The rapid economic growth rate seen in the last three months of 2023 reinforces the Federal Reserve’s cautious approach to easing monetary policy, some economists say.
There will not be “willy-nilly rate cuts,” said Chris Low, chief economist at FHN Financial, in a note to clients Thursday. “The Fed will cut rates this year slowly and cautiously.”
Financial markets think that the Fed will definitely cut rates by May. They’re more divided about a March cut, seeing just under a 50% chance. Investors see six rate cuts this year, while the median Fed forecast is for three. Atlanta Fed President Raphael Bostic said he thinks there will be only two rate cuts.
Economists who think there will fewer rate cuts than the market expects said the GDP data fit with their expectations.
The U.S. grew at a robust 3.3% annual pace in the fourth quarter, well above the 2% expected. This is the sixth straight quarter with above-average growth, which the Fed defines as a 1.8% growth rate.
With growth so far above the long-run average, “this underscores our expectation for the Fed to hold off on cutting rates until the third quarter,” said Katherine Judge, senior economist at CIBC Capital Markets.
Read: Biden may not get a political lift from strong GDP report
Beth Ann Bovino, chief economist at U.S. Bank, said she expects the Fed to be more mindful about when it starts the easing process.

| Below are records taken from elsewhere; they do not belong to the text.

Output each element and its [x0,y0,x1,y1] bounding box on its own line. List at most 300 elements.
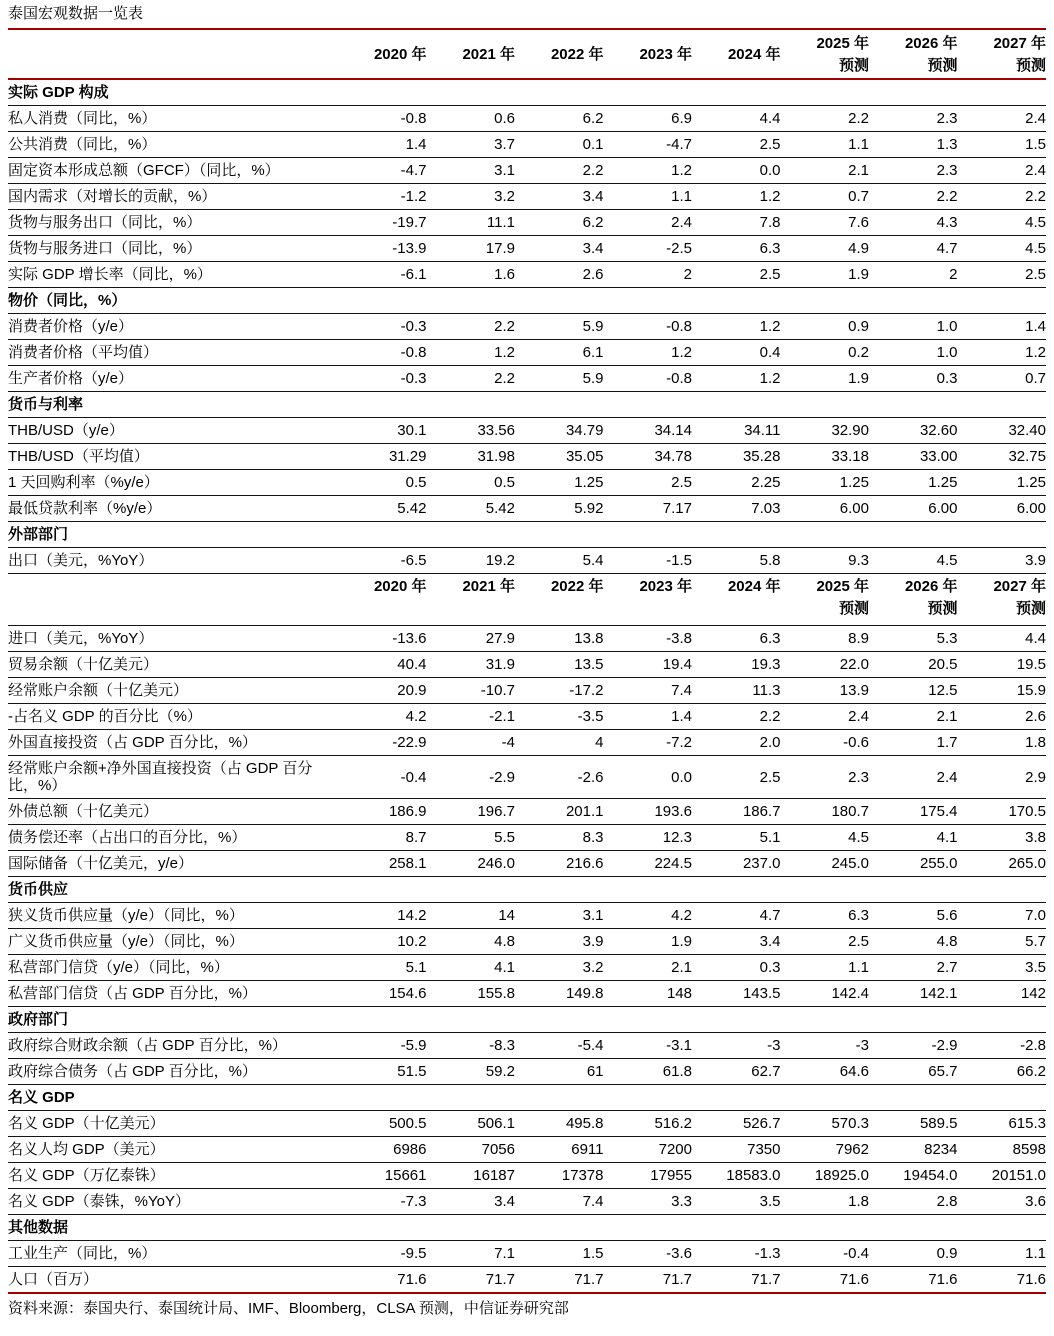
cell-value: -3 [781,1033,870,1059]
section-label: 政府部门 [8,1007,1046,1033]
cell-value: 1.25 [515,470,604,496]
year-label: 2025 年 [816,34,869,52]
year-label: 2022 年 [550,45,604,63]
cell-value: 6911 [515,1137,604,1163]
year-label: 2021 年 [462,45,515,63]
cell-value: 2.3 [869,106,958,132]
cell-value: 1.1 [781,132,870,158]
year-col-header [781,574,870,626]
cell-value: 19.4 [604,652,693,678]
forecast-note: 预测 [927,56,958,74]
row-label: 广义货币供应量（y/e）（同比，%） [8,929,338,955]
cell-value: -1.3 [692,1241,781,1267]
table-row [8,730,1046,756]
section-header-row [8,288,1046,314]
table-row [8,678,1046,704]
cell-value: 30.1 [338,418,427,444]
cell-value: -0.4 [338,756,427,799]
table-row [8,1163,1046,1189]
section-header-row [8,392,1046,418]
cell-value: 196.7 [427,799,516,825]
year-col-header [869,30,958,79]
cell-value: -7.2 [604,730,693,756]
cell-value: 1.5 [515,1241,604,1267]
row-label: 名义 GDP（万亿泰铢） [8,1163,338,1189]
cell-value: 3.4 [515,236,604,262]
cell-value: 1.2 [958,340,1047,366]
corner-cell [8,30,338,79]
cell-value: 6.9 [604,106,693,132]
year-col-header [427,574,516,626]
cell-value: -2.9 [427,756,516,799]
cell-value: 2.1 [604,955,693,981]
cell-value: 4.8 [869,929,958,955]
cell-value: 2.9 [958,756,1047,799]
cell-value: -3.5 [515,704,604,730]
row-label: 贸易余额（十亿美元） [8,652,338,678]
cell-value: 7.17 [604,496,693,522]
row-label: 公共消费（同比，%） [8,132,338,158]
cell-value: -17.2 [515,678,604,704]
cell-value: 1.4 [338,132,427,158]
cell-value: -7.3 [338,1189,427,1215]
section-header-row [8,79,1046,106]
year-col-header [958,574,1047,626]
row-label: 货物与服务进口（同比，%） [8,236,338,262]
year-col-header [692,574,781,626]
cell-value: 7.03 [692,496,781,522]
cell-value: 32.60 [869,418,958,444]
cell-value: 4.2 [604,903,693,929]
table-row [8,626,1046,652]
cell-value: -4.7 [604,132,693,158]
cell-value: 19.2 [427,548,516,574]
cell-value: 2.5 [958,262,1047,288]
cell-value: 5.3 [869,626,958,652]
table-row [8,158,1046,184]
cell-value: 4.5 [869,548,958,574]
cell-value: 34.11 [692,418,781,444]
cell-value: 19.5 [958,652,1047,678]
cell-value: 7.8 [692,210,781,236]
cell-value: 18583.0 [692,1163,781,1189]
table-row [8,470,1046,496]
cell-value: -10.7 [427,678,516,704]
cell-value: 4.1 [869,825,958,851]
cell-value: 1.25 [781,470,870,496]
cell-value: 6.3 [781,903,870,929]
row-label: 消费者价格（平均值） [8,340,338,366]
cell-value: 3.4 [427,1189,516,1215]
row-label: 货物与服务出口（同比，%） [8,210,338,236]
table-row [8,262,1046,288]
cell-value: 3.9 [515,929,604,955]
cell-value: 0.3 [692,955,781,981]
row-label: 政府综合财政余额（占 GDP 百分比，%） [8,1033,338,1059]
cell-value: 4.8 [427,929,516,955]
cell-value: 5.9 [515,366,604,392]
cell-value: 20151.0 [958,1163,1047,1189]
row-label: -占名义 GDP 的百分比（%） [8,704,338,730]
table-row [8,1241,1046,1267]
cell-value: -13.6 [338,626,427,652]
year-label: 2026 年 [904,578,958,595]
cell-value: 5.92 [515,496,604,522]
row-label: 固定资本形成总额（GFCF）（同比，%） [8,158,338,184]
cell-value: 32.40 [958,418,1047,444]
row-label: 出口（美元，%YoY） [8,548,338,574]
cell-value: 2.1 [869,704,958,730]
table-row [8,903,1046,929]
year-label: 2027 年 [993,578,1046,595]
cell-value: 7200 [604,1137,693,1163]
cell-value: 1.9 [604,929,693,955]
cell-value: 33.00 [869,444,958,470]
cell-value: -2.1 [427,704,516,730]
table-row [8,444,1046,470]
cell-value: 32.90 [781,418,870,444]
cell-value: 35.28 [692,444,781,470]
cell-value: 142.4 [781,981,870,1007]
cell-value: 7.4 [604,678,693,704]
cell-value: 34.79 [515,418,604,444]
cell-value: 12.5 [869,678,958,704]
cell-value: 4.7 [869,236,958,262]
cell-value: 62.7 [692,1059,781,1085]
cell-value: 3.4 [515,184,604,210]
cell-value: -6.5 [338,548,427,574]
row-label: 政府综合债务（占 GDP 百分比，%） [8,1059,338,1085]
row-label: THB/USD（y/e） [8,418,338,444]
cell-value: 3.7 [427,132,516,158]
cell-value: 2.2 [692,704,781,730]
cell-value: -13.9 [338,236,427,262]
cell-value: 2.1 [781,158,870,184]
year-label: 2020 年 [373,45,427,63]
cell-value: 201.1 [515,799,604,825]
cell-value: 2.4 [958,158,1047,184]
cell-value: 2.2 [427,314,516,340]
cell-value: 66.2 [958,1059,1047,1085]
cell-value: 51.5 [338,1059,427,1085]
section-label: 货币与利率 [8,392,1046,418]
cell-value: 1.2 [604,340,693,366]
cell-value: 1.4 [958,314,1047,340]
cell-value: 2 [604,262,693,288]
cell-value: 516.2 [604,1111,693,1137]
table-row [8,1059,1046,1085]
cell-value: 6.00 [781,496,870,522]
cell-value: 6.1 [515,340,604,366]
macro-table [8,30,1046,1294]
table-row [8,132,1046,158]
row-label: 经常账户余额+净外国直接投资（占 GDP 百分比，%） [8,756,338,799]
row-label: 最低贷款利率（%y/e） [8,496,338,522]
row-label: 私营部门信贷（占 GDP 百分比，%） [8,981,338,1007]
table-row [8,929,1046,955]
table-row [8,652,1046,678]
cell-value: 506.1 [427,1111,516,1137]
cell-value: 27.9 [427,626,516,652]
cell-value: 143.5 [692,981,781,1007]
cell-value: 19.3 [692,652,781,678]
year-label: 2023 年 [639,45,692,63]
cell-value: 6.2 [515,210,604,236]
cell-value: 4.4 [692,106,781,132]
forecast-note: 预测 [1015,600,1046,617]
cell-value: 570.3 [781,1111,870,1137]
table-row [8,1189,1046,1215]
cell-value: 4.5 [781,825,870,851]
table-row [8,236,1046,262]
cell-value: 61 [515,1059,604,1085]
year-label: 2021 年 [462,578,515,595]
cell-value: 0.3 [869,366,958,392]
cell-value: 6.3 [692,236,781,262]
cell-value: 3.2 [515,955,604,981]
cell-value: 17378 [515,1163,604,1189]
table-row [8,704,1046,730]
cell-value: 2.2 [427,366,516,392]
cell-value: 17.9 [427,236,516,262]
cell-value: 7056 [427,1137,516,1163]
cell-value: 6.00 [958,496,1047,522]
section-label: 物价（同比，%） [8,288,1046,314]
cell-value: 0.6 [427,106,516,132]
cell-value: 142 [958,981,1047,1007]
cell-value: -2.8 [958,1033,1047,1059]
cell-value: 0.7 [781,184,870,210]
cell-value: 71.7 [427,1267,516,1294]
cell-value: 34.14 [604,418,693,444]
cell-value: 8.3 [515,825,604,851]
cell-value: 1.2 [604,158,693,184]
cell-value: 2.5 [692,132,781,158]
table-row [8,799,1046,825]
row-label: 国际储备（十亿美元，y/e） [8,851,338,877]
cell-value: 6.3 [692,626,781,652]
cell-value: 33.18 [781,444,870,470]
cell-value: 1.25 [869,470,958,496]
cell-value: 7.1 [427,1241,516,1267]
year-col-header [869,574,958,626]
cell-value: 4.2 [338,704,427,730]
cell-value: -3.8 [604,626,693,652]
cell-value: 3.9 [958,548,1047,574]
cell-value: 589.5 [869,1111,958,1137]
row-label: 名义 GDP（泰铢，%YoY） [8,1189,338,1215]
cell-value: 1.6 [427,262,516,288]
cell-value: -3.1 [604,1033,693,1059]
cell-value: 216.6 [515,851,604,877]
cell-value: 31.9 [427,652,516,678]
cell-value: 186.9 [338,799,427,825]
cell-value: 32.75 [958,444,1047,470]
row-label: 消费者价格（y/e） [8,314,338,340]
year-col-header [692,30,781,79]
cell-value: 495.8 [515,1111,604,1137]
cell-value: 11.1 [427,210,516,236]
cell-value: 3.2 [427,184,516,210]
table-row [8,366,1046,392]
table-row [8,1111,1046,1137]
year-col-header [515,30,604,79]
row-label: 工业生产（同比，%） [8,1241,338,1267]
table-row [8,981,1046,1007]
cell-value: 31.98 [427,444,516,470]
cell-value: -3.6 [604,1241,693,1267]
cell-value: 2.5 [781,929,870,955]
table-row [8,418,1046,444]
year-label: 2025 年 [816,578,869,595]
cell-value: 15661 [338,1163,427,1189]
year-col-header [338,30,427,79]
cell-value: 2.4 [869,756,958,799]
cell-value: 5.42 [338,496,427,522]
page-title: 泰国宏观数据一览表 [8,3,1046,30]
section-header-row [8,1085,1046,1111]
cell-value: 2.2 [781,106,870,132]
cell-value: 615.3 [958,1111,1047,1137]
cell-value: 1.4 [604,704,693,730]
cell-value: 5.9 [515,314,604,340]
cell-value: 33.56 [427,418,516,444]
cell-value: 0.9 [781,314,870,340]
year-col-header [604,574,693,626]
cell-value: 2.8 [869,1189,958,1215]
cell-value: -0.4 [781,1241,870,1267]
cell-value: -1.2 [338,184,427,210]
section-label: 外部部门 [8,522,1046,548]
cell-value: -22.9 [338,730,427,756]
cell-value: 175.4 [869,799,958,825]
cell-value: 3.5 [692,1189,781,1215]
cell-value: 16187 [427,1163,516,1189]
corner-cell [8,574,338,626]
section-label: 实际 GDP 构成 [8,79,1046,106]
cell-value: 0.0 [692,158,781,184]
section-header-row [8,522,1046,548]
cell-value: -0.3 [338,366,427,392]
year-label: 2024 年 [727,578,781,595]
cell-value: -6.1 [338,262,427,288]
row-label: 名义人均 GDP（美元） [8,1137,338,1163]
cell-value: 13.5 [515,652,604,678]
row-label: THB/USD（平均值） [8,444,338,470]
cell-value: 7.0 [958,903,1047,929]
cell-value: 2.4 [781,704,870,730]
cell-value: 1.0 [869,340,958,366]
cell-value: 2.4 [958,106,1047,132]
cell-value: 2.0 [692,730,781,756]
cell-value: 8.7 [338,825,427,851]
year-col-header [781,30,870,79]
cell-value: 193.6 [604,799,693,825]
cell-value: 2.3 [869,158,958,184]
cell-value: 17955 [604,1163,693,1189]
cell-value: 10.2 [338,929,427,955]
row-label: 债务偿还率（占出口的百分比，%） [8,825,338,851]
year-col-header [338,574,427,626]
cell-value: 1.8 [781,1189,870,1215]
cell-value: 71.6 [781,1267,870,1294]
cell-value: 3.4 [692,929,781,955]
cell-value: 19454.0 [869,1163,958,1189]
row-label: 狭义货币供应量（y/e）（同比，%） [8,903,338,929]
year-col-header [427,30,516,79]
year-label: 2026 年 [904,34,958,52]
table-row [8,340,1046,366]
cell-value: 9.3 [781,548,870,574]
cell-value: 7.4 [515,1189,604,1215]
table-body [8,79,1046,1293]
cell-value: 31.29 [338,444,427,470]
cell-value: 2.6 [958,704,1047,730]
cell-value: 13.9 [781,678,870,704]
cell-value: 265.0 [958,851,1047,877]
table-row [8,210,1046,236]
forecast-note: 预测 [838,56,869,74]
forecast-note: 预测 [1015,56,1046,74]
cell-value: 237.0 [692,851,781,877]
cell-value: 148 [604,981,693,1007]
cell-value: 7350 [692,1137,781,1163]
cell-value: 4.5 [958,236,1047,262]
cell-value: 2.25 [692,470,781,496]
cell-value: -0.8 [604,366,693,392]
cell-value: 15.9 [958,678,1047,704]
cell-value: 59.2 [427,1059,516,1085]
table-row [8,955,1046,981]
cell-value: 3.8 [958,825,1047,851]
row-label: 私营部门信贷（y/e）（同比，%） [8,955,338,981]
row-label: 名义 GDP（十亿美元） [8,1111,338,1137]
cell-value: 7962 [781,1137,870,1163]
cell-value: 71.7 [604,1267,693,1294]
cell-value: 20.9 [338,678,427,704]
table-row [8,756,1046,799]
cell-value: 3.5 [958,955,1047,981]
year-col-header [604,30,693,79]
cell-value: 246.0 [427,851,516,877]
table-row [8,1033,1046,1059]
cell-value: -0.6 [781,730,870,756]
source-note: 资料来源：泰国央行、泰国统计局、IMF、Bloomberg，CLSA 预测，中信证券研究部 [8,1300,569,1317]
cell-value: 65.7 [869,1059,958,1085]
cell-value: 1.2 [692,314,781,340]
year-header-row [8,30,1046,79]
cell-value: 71.6 [869,1267,958,1294]
cell-value: -0.3 [338,314,427,340]
cell-value: 2.2 [515,158,604,184]
cell-value: 149.8 [515,981,604,1007]
cell-value: 2.7 [869,955,958,981]
cell-value: 0.5 [427,470,516,496]
cell-value: 500.5 [338,1111,427,1137]
cell-value: 11.3 [692,678,781,704]
cell-value: 1.5 [958,132,1047,158]
forecast-note: 预测 [927,600,958,617]
cell-value: 2.3 [781,756,870,799]
cell-value: 0.9 [869,1241,958,1267]
year-label: 2020 年 [373,578,427,595]
cell-value: 255.0 [869,851,958,877]
cell-value: 7.6 [781,210,870,236]
cell-value: 1.9 [781,262,870,288]
cell-value: 1.0 [869,314,958,340]
row-label: 进口（美元，%YoY） [8,626,338,652]
cell-value: 1.2 [692,184,781,210]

She said a March rate cut seems less likely in the wake of the GDP data.
Bovino said she expects four rate cuts this year.
Ken Kim, senior economist at KPMG Economics, agreed that “a rate cut by the Federal Reserve is more likely by the end of the year.”
Also see: More economists on prospect of Fed rate cuts
On the other hand, despite the strong growth during the October-December period, Kathy Bostjancic, chief economist at Nationwide, thinks the economy will falter this year and experience a mild recession by the middle of 2024.